Client --> Route53 --> ALB (HTTPS, ACM)
                         |
                         v
                    EKS Kind Cluster
                    ┌────────────────────────────────────┐
                    │ Airbyte components:                 │
                    │  temporal (:7233)                   │
                    │  server (:8001)                     │
                    │  webapp (:8080)                     │
                    │  worker, cron, bootloader           │
                    │  config-init (custom Go image)      │
                    └────────────────────────────────────┘
                       |        |        |        |
                       v        v        v        v
                     RDS      S3(2)    SQS    Secrets
                    (PG)    (logs,   (notify)  Manager
                           state)

Controllers (IRSA):
  AWS LB Controller    --> creates ALB from Ingress
  ExternalDNS          --> creates Route53 A records
  External Secrets Op  --> syncs Secrets Manager --> K8s Secrets

The deployment includes a custom config-init container built from Go source by CodeBuild.
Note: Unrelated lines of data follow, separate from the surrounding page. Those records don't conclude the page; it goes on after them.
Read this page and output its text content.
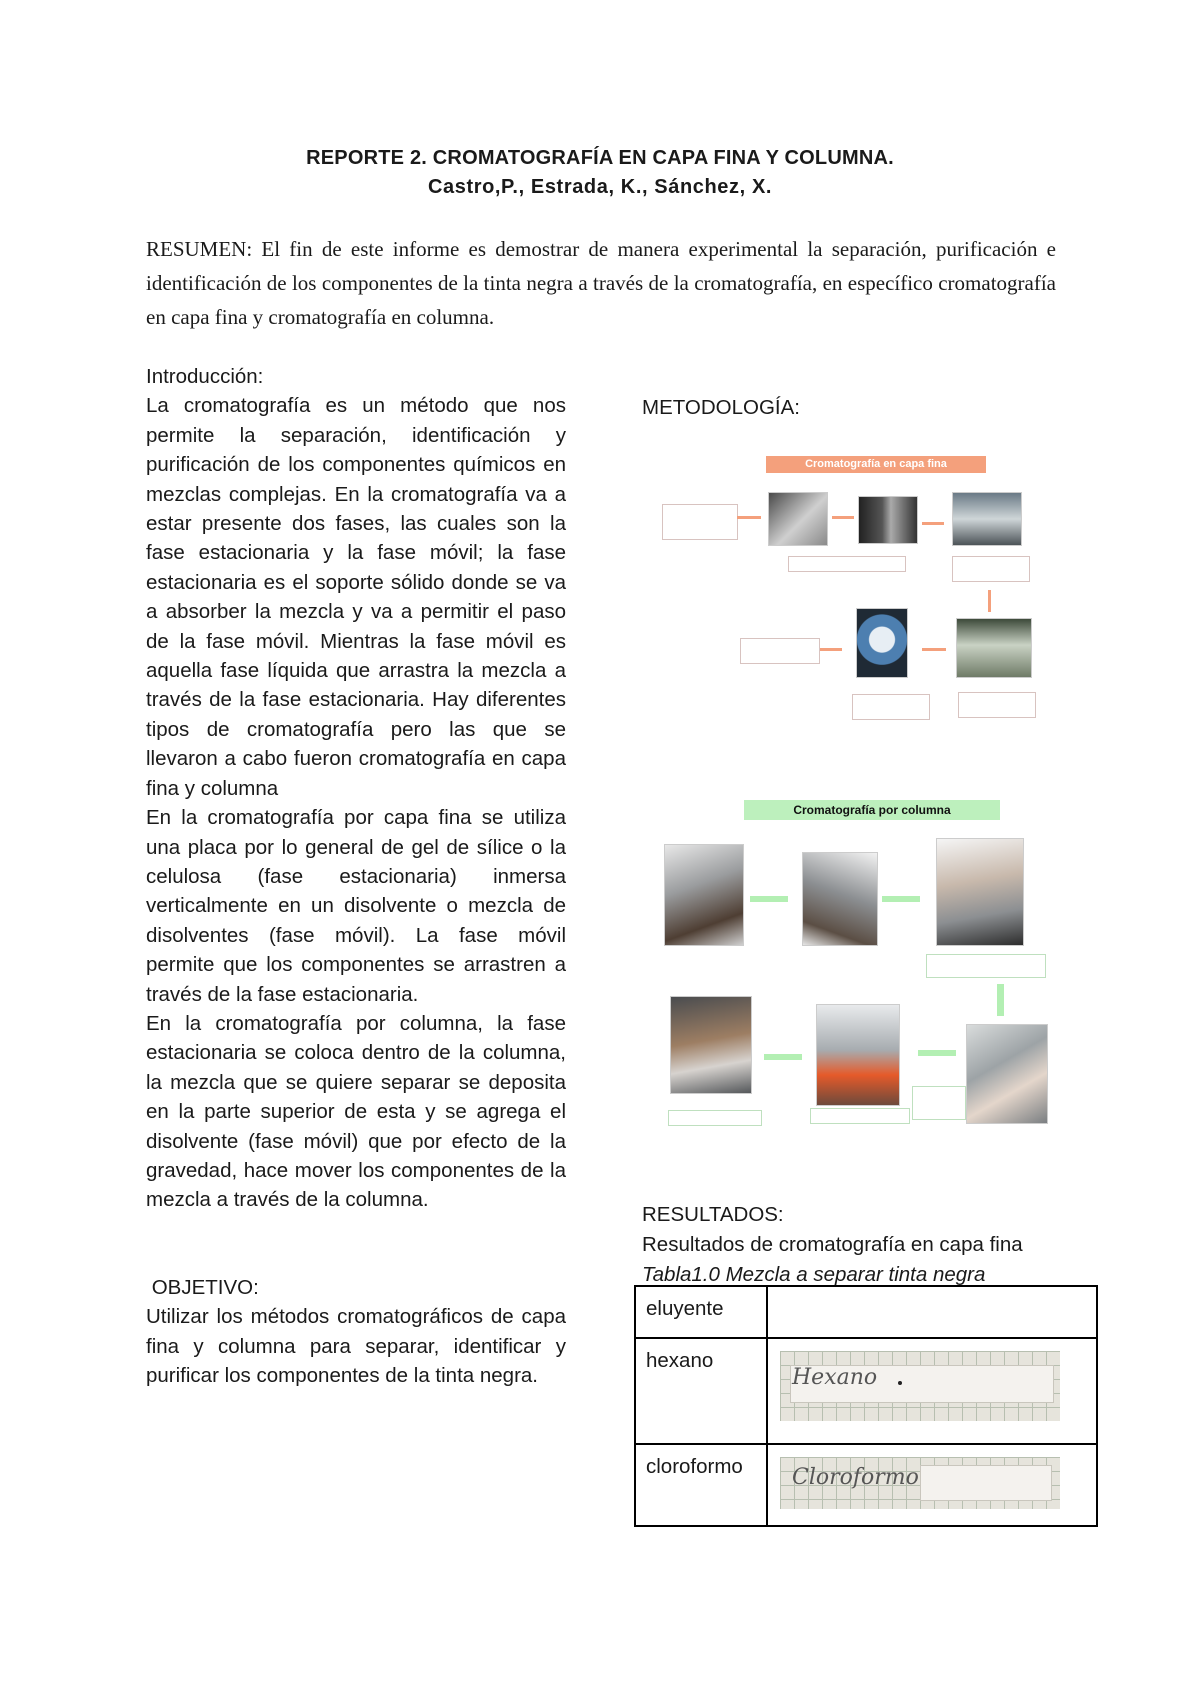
REPORTE 2. CROMATOGRAFÍA EN CAPA FINA Y COLUMNA.

Castro,P., Estrada, K., Sánchez, X.

RESUMEN: El fin de este informe es demostrar de manera experimental la separación, purificación e identificación de los componentes de la tinta negra a través de la cromatografía, en específico cromatografía en capa fina y cromatografía en columna.

Introducción:

La cromatografía es un método que nos permite la separación, identificación y purificación de los componentes químicos en mezclas complejas. En la cromatografía va a estar presente dos fases, las cuales son la fase estacionaria y la fase móvil; la fase estacionaria es el soporte sólido donde se va a absorber la mezcla y va a permitir el paso de la fase móvil. Mientras la fase móvil es aquella fase líquida que arrastra la mezcla a través de la fase estacionaria. Hay diferentes tipos de cromatografía pero las que se llevaron a cabo fueron cromatografía en capa fina y columna

En la cromatografía por capa fina se utiliza una placa por lo general de gel de sílice o la celulosa (fase estacionaria) inmersa verticalmente en un disolvente o mezcla de disolventes (fase móvil). La fase móvil permite que los componentes se arrastren a través de la fase estacionaria.

En la cromatografía por columna, la fase estacionaria se coloca dentro de la columna, la mezcla que se quiere separar se deposita en la parte superior de esta y se agrega el disolvente (fase móvil) que por efecto de la gravedad, hace mover los componentes de la mezcla a través de la columna.

OBJETIVO:

Utilizar los métodos cromatográficos de capa fina y columna para separar, identificar y purificar los componentes de la tinta negra.

METODOLOGÍA:

Cromatografía en capa fina
Cromatografía por columna

RESULTADOS:

Resultados de cromatografía en capa fina

Tabla1.0 Mezcla a separar tinta negra

eluyente	
hexano	Hexano

cloroformo	Cloroformo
This image initializes Airbyte configuration and is pushed to ECR alongside the deployment manifests. External Secrets Operator synchronizes Secrets Manager entries into Kubernetes Secrets across the deployment namespace, providing database credentials and application configuration to Airbyte pods.

What This Validates

  • Complex multi-component Kubernetes application (Airbyte + Temporal) on EKS
  • External Secrets Operator syncing from Secrets Manager ClusterSecretStore to K8s Secrets
  • AWS Load Balancer Controller creating ALB from Ingress annotations
  • ExternalDNS creating Route53 records from Ingress annotations
  • IRSA with OIDC for three controllers and workload pods
  • Custom image build (Go config-init) via CodeBuild with ECR push
  • Upstream container images pulled directly at deploy time
  • RDS PostgreSQL as shared metadata store for Airbyte and Temporal
  • S3 for Airbyte logs and connector state
  • SQS operational notifications from within EKS pods

Test Coverage

Tests cover CI/CD pipeline execution and ECR image verification, smoke checks for health endpoints, HTTPS connectivity, and pod status. Integration tests validate Airbyte API version, workspace creation, source and destination definitions, config-init execution, connection setup, and sync job lifecycle. Security tests verify KMS encryption on RDS, S3, and EKS secrets, IRSA credential validation, and ExternalSecret synchronization. Performance tests run 50 concurrent health checks, 10 concurrent API operations, and 5 concurrent workspace calls.